The processing plant at Imperial Metals' Red Chris copper-gold mine in northwestern British Columbia, 80 km south of Dease Lake. Credit: Imperial Metals.The processing plant at Imperial Metals' Red Chris copper-gold mine in northwestern British Columbia, 80 km south of Dease Lake. Credit: Imperial Metals.

In danger of breaking a loan covenant because of a slow ramp-up at its Red Chris copper-gold mine in northwestern B.C., Imperial Metals (TSX: III; US-OTC: IPMLF) is turning once again to its largest shareholders for financial help.

One of the clauses under a $200-million senior credit facility for Imperial’s Red Chris stipulated that the mine would reach commercial production by June 1. However, lack of water caused by a late spring runoff has delayed plant commissioning by a month, and the company needs more funds to see it through to commercial production. First production was achieved in February.

Oilsands financier N. Murray Edwards, who controls 36% of Imperial’s shares, has agreed to give the company a short-term, $30-million loan bearing 12% interest through Edco Capital Corp. Imperial is planning an $80-million rights offering to repay the Edco loan — which is due in six months — to support the Red Chris ramp-up, and advance its Mount Polley mine back to production.

Terms of the rights offering have not been announced, besides including units comprised of common shares and convertible debentures. But before it can proceed, the company needs to extend the completion requirement for Red Chris from its creditors.

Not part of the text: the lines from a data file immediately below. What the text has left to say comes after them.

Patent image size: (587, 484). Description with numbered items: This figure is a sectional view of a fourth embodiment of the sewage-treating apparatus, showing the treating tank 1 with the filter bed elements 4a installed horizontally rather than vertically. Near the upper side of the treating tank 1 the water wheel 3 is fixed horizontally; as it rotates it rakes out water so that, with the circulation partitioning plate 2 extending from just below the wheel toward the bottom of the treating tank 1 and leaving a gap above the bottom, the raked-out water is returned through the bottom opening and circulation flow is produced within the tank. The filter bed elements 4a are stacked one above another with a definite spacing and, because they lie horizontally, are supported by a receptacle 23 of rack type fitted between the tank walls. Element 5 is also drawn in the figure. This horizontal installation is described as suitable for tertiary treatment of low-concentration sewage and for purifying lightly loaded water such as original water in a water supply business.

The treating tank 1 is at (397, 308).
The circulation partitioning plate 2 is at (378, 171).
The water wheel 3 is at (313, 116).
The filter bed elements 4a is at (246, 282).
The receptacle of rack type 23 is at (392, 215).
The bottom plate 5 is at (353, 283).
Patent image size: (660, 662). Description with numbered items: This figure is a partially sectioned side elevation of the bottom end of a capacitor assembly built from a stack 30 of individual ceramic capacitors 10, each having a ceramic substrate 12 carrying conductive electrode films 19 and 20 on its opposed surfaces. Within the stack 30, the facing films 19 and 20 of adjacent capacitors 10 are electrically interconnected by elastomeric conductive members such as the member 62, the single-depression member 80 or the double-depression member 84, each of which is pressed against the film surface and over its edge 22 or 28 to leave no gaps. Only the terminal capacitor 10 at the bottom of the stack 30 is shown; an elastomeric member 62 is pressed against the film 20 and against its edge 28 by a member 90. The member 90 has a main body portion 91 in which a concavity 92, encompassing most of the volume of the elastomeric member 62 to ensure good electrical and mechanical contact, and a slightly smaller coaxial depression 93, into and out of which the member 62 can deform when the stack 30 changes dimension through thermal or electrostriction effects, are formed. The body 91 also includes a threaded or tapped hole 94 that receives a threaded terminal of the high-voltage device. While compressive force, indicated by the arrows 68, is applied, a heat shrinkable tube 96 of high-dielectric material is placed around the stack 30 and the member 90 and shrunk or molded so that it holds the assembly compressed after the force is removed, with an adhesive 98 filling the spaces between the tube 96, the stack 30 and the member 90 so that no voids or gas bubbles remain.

The news — combined with a $33.4-million first-quarter loss reported on May 15 — sent Imperial shares down 14.7% over three trading days.

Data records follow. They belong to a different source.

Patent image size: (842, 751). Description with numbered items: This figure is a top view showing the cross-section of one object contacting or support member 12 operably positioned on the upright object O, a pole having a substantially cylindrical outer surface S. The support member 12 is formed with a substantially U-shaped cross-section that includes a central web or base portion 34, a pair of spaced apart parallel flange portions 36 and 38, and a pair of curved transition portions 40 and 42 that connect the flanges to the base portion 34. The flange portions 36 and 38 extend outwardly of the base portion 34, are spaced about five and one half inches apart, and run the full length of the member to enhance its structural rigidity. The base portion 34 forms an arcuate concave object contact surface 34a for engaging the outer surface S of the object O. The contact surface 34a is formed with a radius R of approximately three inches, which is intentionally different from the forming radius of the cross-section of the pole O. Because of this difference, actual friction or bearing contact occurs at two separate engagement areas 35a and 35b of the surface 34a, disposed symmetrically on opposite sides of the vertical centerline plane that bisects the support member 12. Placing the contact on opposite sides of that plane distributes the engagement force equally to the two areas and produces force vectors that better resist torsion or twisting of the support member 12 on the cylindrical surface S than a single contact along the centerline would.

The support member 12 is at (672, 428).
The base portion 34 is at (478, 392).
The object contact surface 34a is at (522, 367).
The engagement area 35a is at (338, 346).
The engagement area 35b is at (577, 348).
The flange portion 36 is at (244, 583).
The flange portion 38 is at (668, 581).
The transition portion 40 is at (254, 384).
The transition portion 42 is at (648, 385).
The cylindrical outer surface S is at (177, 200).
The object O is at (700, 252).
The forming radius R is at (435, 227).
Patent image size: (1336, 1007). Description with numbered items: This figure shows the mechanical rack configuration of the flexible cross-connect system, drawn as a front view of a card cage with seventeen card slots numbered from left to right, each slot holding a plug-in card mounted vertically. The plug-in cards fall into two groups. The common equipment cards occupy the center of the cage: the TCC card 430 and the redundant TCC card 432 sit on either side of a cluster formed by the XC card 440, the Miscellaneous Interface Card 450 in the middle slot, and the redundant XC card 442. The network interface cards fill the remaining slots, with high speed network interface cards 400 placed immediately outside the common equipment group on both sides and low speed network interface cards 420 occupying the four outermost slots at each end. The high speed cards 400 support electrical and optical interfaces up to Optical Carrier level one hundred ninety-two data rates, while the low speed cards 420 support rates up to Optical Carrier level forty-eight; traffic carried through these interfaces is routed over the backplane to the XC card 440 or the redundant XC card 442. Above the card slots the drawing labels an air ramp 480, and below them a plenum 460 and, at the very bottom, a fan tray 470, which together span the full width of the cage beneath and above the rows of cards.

Production at the company’s Mount Polley copper-gold mine has been suspended since last August, when a tailings dam breach sent 25 million cubic metres of mine waste and water into Polley Lake and Quesnel Lake. Imperial’s revenues in the first quarter amounted to only $1.5 million, compared with $51.3 million in last year’s comparable quarter.

However, M Partners’ analyst Derek Macpherson writes in a note that “with the completion of the rights offering, we believe Imperial is likely to have sufficient capital to get Red Chris to positive cash flow.” The analyst upgraded Imperial to a “hold” rating from “under review,” and has put a one-year, $13.50 target on the stock.

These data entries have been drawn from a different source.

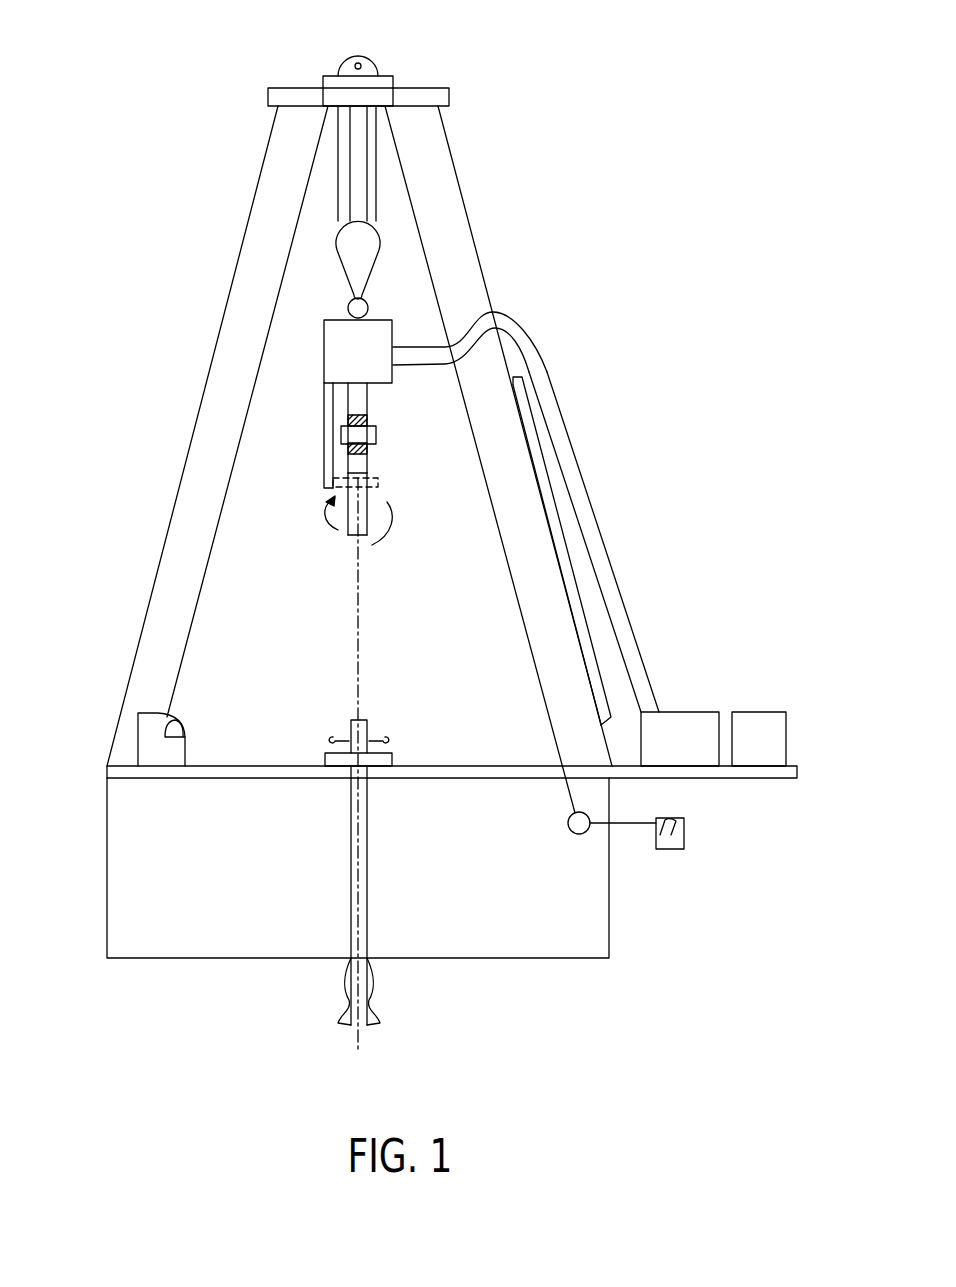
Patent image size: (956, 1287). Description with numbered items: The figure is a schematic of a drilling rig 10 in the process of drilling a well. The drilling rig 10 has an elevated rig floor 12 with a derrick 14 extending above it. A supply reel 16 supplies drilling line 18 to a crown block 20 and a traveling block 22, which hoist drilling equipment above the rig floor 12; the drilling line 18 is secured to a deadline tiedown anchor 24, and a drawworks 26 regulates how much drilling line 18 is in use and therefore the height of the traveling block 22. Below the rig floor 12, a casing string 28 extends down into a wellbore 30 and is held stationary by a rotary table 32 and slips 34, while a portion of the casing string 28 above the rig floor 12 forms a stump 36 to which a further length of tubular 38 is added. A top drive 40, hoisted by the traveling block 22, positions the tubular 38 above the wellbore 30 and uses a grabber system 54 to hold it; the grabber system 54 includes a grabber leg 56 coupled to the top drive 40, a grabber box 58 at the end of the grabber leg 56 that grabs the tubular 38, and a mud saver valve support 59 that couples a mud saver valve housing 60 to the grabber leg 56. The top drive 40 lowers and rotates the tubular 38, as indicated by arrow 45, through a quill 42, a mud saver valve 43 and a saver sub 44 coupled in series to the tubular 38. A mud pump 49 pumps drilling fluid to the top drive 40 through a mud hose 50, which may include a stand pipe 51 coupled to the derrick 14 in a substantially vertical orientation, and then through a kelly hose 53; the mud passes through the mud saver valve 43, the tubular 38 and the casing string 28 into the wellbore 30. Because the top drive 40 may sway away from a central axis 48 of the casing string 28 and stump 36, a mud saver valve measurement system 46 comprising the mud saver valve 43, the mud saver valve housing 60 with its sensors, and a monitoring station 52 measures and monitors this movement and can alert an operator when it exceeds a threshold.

The drilling rig 10 is at (522, 55).
The rig floor 12 is at (230, 780).
The derrick 14 is at (456, 173).
The supply reel 16 is at (672, 850).
The drilling line 18 is at (218, 518).
The crown block 20 is at (357, 56).
The traveling block 22 is at (380, 269).
The deadline tiedown anchor 24 is at (570, 829).
The drawworks 26 is at (183, 733).
The casing string 28 is at (367, 868).
The wellbore 30 is at (378, 1023).
The rotary table 32 is at (323, 753).
The slips 34 is at (375, 741).
The stump 36 is at (366, 714).
The tubular 38 is at (372, 545).
The top drive 40 is at (323, 350).
The quill 42 is at (368, 400).
The mud saver valve 43 is at (367, 424).
The saver sub 44 is at (368, 468).
The arrow 45 is at (340, 531).
The mud saver valve measurement system 46 is at (392, 433).
The central axis 48 is at (359, 626).
The mud pump 49 is at (680, 712).
The mud hose 50 is at (571, 444).
The stand pipe 51 is at (568, 546).
The monitoring station 52 is at (762, 712).
The kelly hose 53 is at (453, 345).
The grabber system 54 is at (301, 424).
The grabber leg 56 is at (325, 388).
The grabber box 58 is at (378, 482).
The mud saver valve support 59 is at (338, 432).
The mud saver valve housing 60 is at (342, 438).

Edco and Fairholme Capital Management, which holds nearly 17% of the company’s shares, have agreed to backstop the $80-million rights offering. The shareholders previously bought the lion’s share ($40 million each) of a $100-million convertible debt offering last year that Imperial has used in its cleanup effort at Mount Polley, and to finish building Red Chris.

Imperial also secured a $50-million credit facility in January — guaranteed by Edco — which was meant to provide more liquidity for Red Chris’ startup.

Aside from a temporary lack of water at Red Chris, Imperial has also struggled with lower-than-projected copper recoveries. The mill has so far recovered less than 60% of the copper in ore, falling short of the 86% expected. The company is working to achieve a finer grind to improve recoveries.

The mill had an average 20,000-tonne-per-day throughput in March, against 30,000 tonnes in design throughput.

At Mount Polley in central B.C., Imperial has reported remediation progress, with all major earth moving in the remediation of Hazeltine Creek completed.

The company hopes to restart Mount Polley after applying for a temporary restart permit in January. The plan would see tailings temporarily deposited in the Springer pit at the operation. The company would eventually reopen the Mount Polley tailings pond.

Imperial shares closed at $10.93. They traded in a 52-week window of $7.30 to $17.22 at press time. The company has 75 million shares outstanding.